Thu, 10/07/2014 - 12:47
The great switch out of mid-cap into large-cap equities has left many UK domestic stocks attractively priced, according to Steve Davies (pictired), co-manager of the Jupiter UK Growth Fund and manager of the Jupiter Undervalued Assets Fund, with UK banks looking the most contrarian trade…
It was perhaps inevitable that many investors at the start of 2014 would question whether the strong gains for mid-cap stocks, and UK domestic equities in particular, had run its course. The FTSE 250 Index, after all, had risen 28.8% in 2013 compared to a gain of 14.4% for the FTSE 100 Index. The market view at the time was that UK domestic stocks had become pricey and were trading at far too high a premium to the rest of the market. There was also concern that the Bank of England would likely raise interest rates in 2014 for the first time in over five years, posing a threat to the disposable income of the UK consumer.
While we believed shares in many of the UK domestic companies we owned still had room to appreciate, we thought some kind of correction might be due. We consolidated our gains and decided to keep our powder dry by raising the proportion of our Fund we held in cash.
Six months later, and the rotation into large-cap stocks has dramatically narrowed the appeal of these companies relative to the mid-cap sector – the valuation gap in other words has narrowed considerably. Mid-cap stocks, meanwhile, have continued to benefit from the resilience of the UK economy with earnings forecasts being revised upwards in a number of cases. By contrast, many of the international companies that make up the FTSE 100 have been lowering their earnings outlooks as a rise in sterling against the world’s major currencies hits exports and the ongoing emerging markets slowdown crimps revenues.
Looking at the stocks we currently own in the Jupiter UK Growth Fund, we believe many of the UK domestic companies we hold now look extremely undervalued. Back in February, we calculated that the average upside to our target prices for the stocks in the Fund was much closer to 20% but this is now in excess of 40% (on a two-year timeframe). As a result, we have been adding to existing holdings such as Dixons, Inchcape and Thomas Cook. Good stock selection remains key when seeking to deliver good investment returns from a strong UK recovery and we continue to avoid sectors like food retailing where structural challenges persist and earnings forecasts still look too high to us.
UK banks remain the most obvious contrarian trade in the UK market in our view, with several still trading below their book value. Margins have improved as the cost of securing deposits has fallen, while impairments continue to drop as economic conditions improve. The banks themselves continue to focus on driving down costs through various self-help initiatives, while the sector should also benefit when interest rates do start to pick up. In terms of capital, the Bank of England’s Financial Policy Committee recently noted that there had been “a material improvement in the capital adequacy of the UK banking system”. The banks still have to pass the Prudential Regulation Authority’s Stress Test towards the end of this year, so further patience may be required, but we think we are getting closer to the time when banks can pay out a greater proportion of their earnings as dividends to shareholders.

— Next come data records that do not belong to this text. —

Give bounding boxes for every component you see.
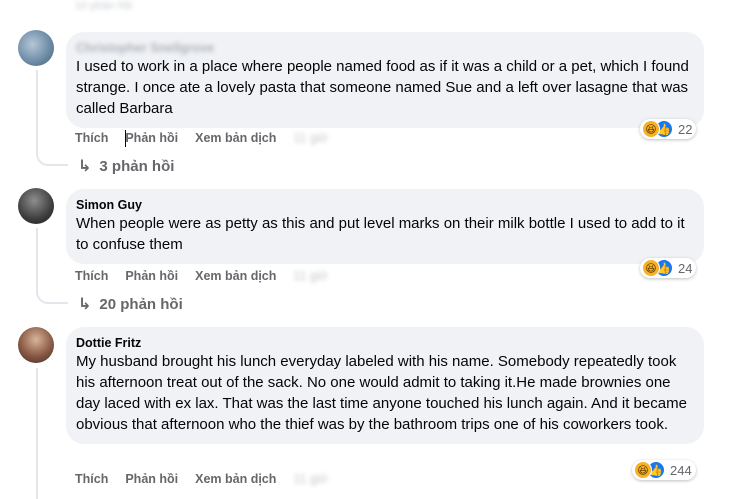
like-button[interactable]: Thích: [75, 472, 108, 486]
comment-timestamp[interactable]: 11 giờ: [293, 472, 327, 486]
reply-button[interactable]: Phản hồi: [125, 131, 178, 145]
reaction-count: 244: [670, 462, 692, 478]
avatar[interactable]: [18, 30, 54, 66]
comment-timestamp[interactable]: 11 giờ: [293, 269, 327, 283]
reply-connector: [36, 150, 68, 166]
reply-arrow-icon: ↳: [78, 296, 92, 313]
reply-button[interactable]: Phản hồi: [125, 269, 178, 283]
comment-author[interactable]: Dottie Fritz: [76, 335, 692, 351]
reply-connector: [36, 288, 68, 304]
view-replies-label: 20 phản hồi: [99, 295, 183, 313]
haha-reaction-icon: 😆: [642, 120, 660, 138]
translate-button[interactable]: Xem bản dịch: [195, 269, 276, 283]
comment-actions: Thích Phản hồi Xem bản dịch 11 giờ: [75, 131, 345, 145]
comment-author[interactable]: Christopher Snellgrove: [76, 40, 692, 56]
reply-arrow-icon: ↳: [78, 158, 92, 175]
haha-reaction-icon: 😆: [634, 461, 652, 479]
comment-actions: Thích Phản hồi Xem bản dịch 11 giờ: [75, 472, 345, 486]
avatar[interactable]: [18, 327, 54, 363]
reaction-count: 24: [678, 260, 693, 276]
comment-bubble: Dottie Fritz My husband brought his lunc…: [66, 327, 704, 444]
haha-reaction-icon: 😆: [642, 259, 660, 277]
translate-button[interactable]: Xem bản dịch: [195, 472, 276, 486]
view-replies-link[interactable]: ↳ 3 phản hồi: [78, 156, 174, 176]
like-button[interactable]: Thích: [75, 269, 108, 283]
previous-replies-link[interactable]: 10 phản hồi: [75, 0, 195, 12]
avatar[interactable]: [18, 188, 54, 224]
like-button[interactable]: Thích: [75, 131, 108, 145]
thread-line: [36, 368, 38, 499]
translate-button[interactable]: Xem bản dịch: [195, 131, 276, 145]
comment-actions: Thích Phản hồi Xem bản dịch 11 giờ: [75, 269, 345, 283]
reaction-summary[interactable]: 😆 👍 22: [640, 119, 697, 139]
reaction-count: 22: [678, 121, 693, 137]
comment-text: When people were as petty as this and pu…: [76, 215, 685, 253]
text-cursor: [125, 130, 126, 147]
reaction-summary[interactable]: 😆 👍 244: [632, 460, 696, 480]
comment-bubble: Simon Guy When people were as petty as t…: [66, 189, 704, 264]
comment-timestamp[interactable]: 11 giờ: [293, 131, 327, 145]
comment-text: My husband brought his lunch everyday la…: [76, 353, 687, 433]
comment-text: I used to work in a place where people n…: [76, 58, 689, 117]
view-replies-label: 3 phản hồi: [99, 157, 175, 175]
comment-author[interactable]: Simon Guy: [76, 197, 692, 213]
reaction-summary[interactable]: 😆 👍 24: [640, 258, 697, 278]
comment-bubble: Christopher Snellgrove I used to work in…: [66, 32, 704, 128]
view-replies-link[interactable]: ↳ 20 phản hồi: [78, 294, 183, 314]
thread-line: [36, 70, 38, 150]
thread-line: [36, 228, 38, 288]
reply-button[interactable]: Phản hồi: [125, 472, 178, 486]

Our cash position now stands at around 5% of our total Fund, down from 10% earlier in the year. With so much of our current portfolio attractively valued in our view, there has been little incentive to participate in the many initial public offerings (IPOs) that have come to market, often at what we think were heady valuations. That said, we have recently participated in the TSB and Zoopla IPOs.
Looking at the broader investment climate, the timing of the Bank of England’s first interest rate rise since July 2007 continues to preoccupy markets. For us, though, interest rate risk is less of a worry than it has been, particularly as the rate of increase seems very likely to be slow and gradual. We think that from the banks’ point of view, the amount they are having to pay people to secure deposits are coming down because there is less competition and they have reasonably well-balanced funding profiles. In our view they can afford therefore to charge less on their mortgages and still make the same profit margin. The base rate may go up but it is also important to think about the spread the banks make over and above that base rate. If that spread is coming down while the base rate is going up, the net amount that people are paying on their mortgage may not actually change that much.
On top of this, employment levels continue to rise dramatically and, in our view, surveys from the likes of Vocalink and the ASDA Income Tracker now show that wages have been growing faster than inflation for around 9 months now, in contrast to the official earnings data from National Statistics. So, most households should be well-placed to cope with a modest rise in mortgage payments.
With a referendum on independence in Scotland due in September and a general election in May 2015, political risk has undoubtedly moved higher up the agenda. The latest opinion polls continue to suggest the Scottish people will reject a break-up of the union as they have done since the start of the independence debate. There is arguably more uncertainty over the outcome of next year’s election, with a hung parliament, in our view, very much a possibility and potentially a second election called to obtain a more definitive outcome. In the meantime, though, positive momentum in the UK economy should continue to offer a favourable climate for those UK companies that depend on a healthy domestic economy for their earnings.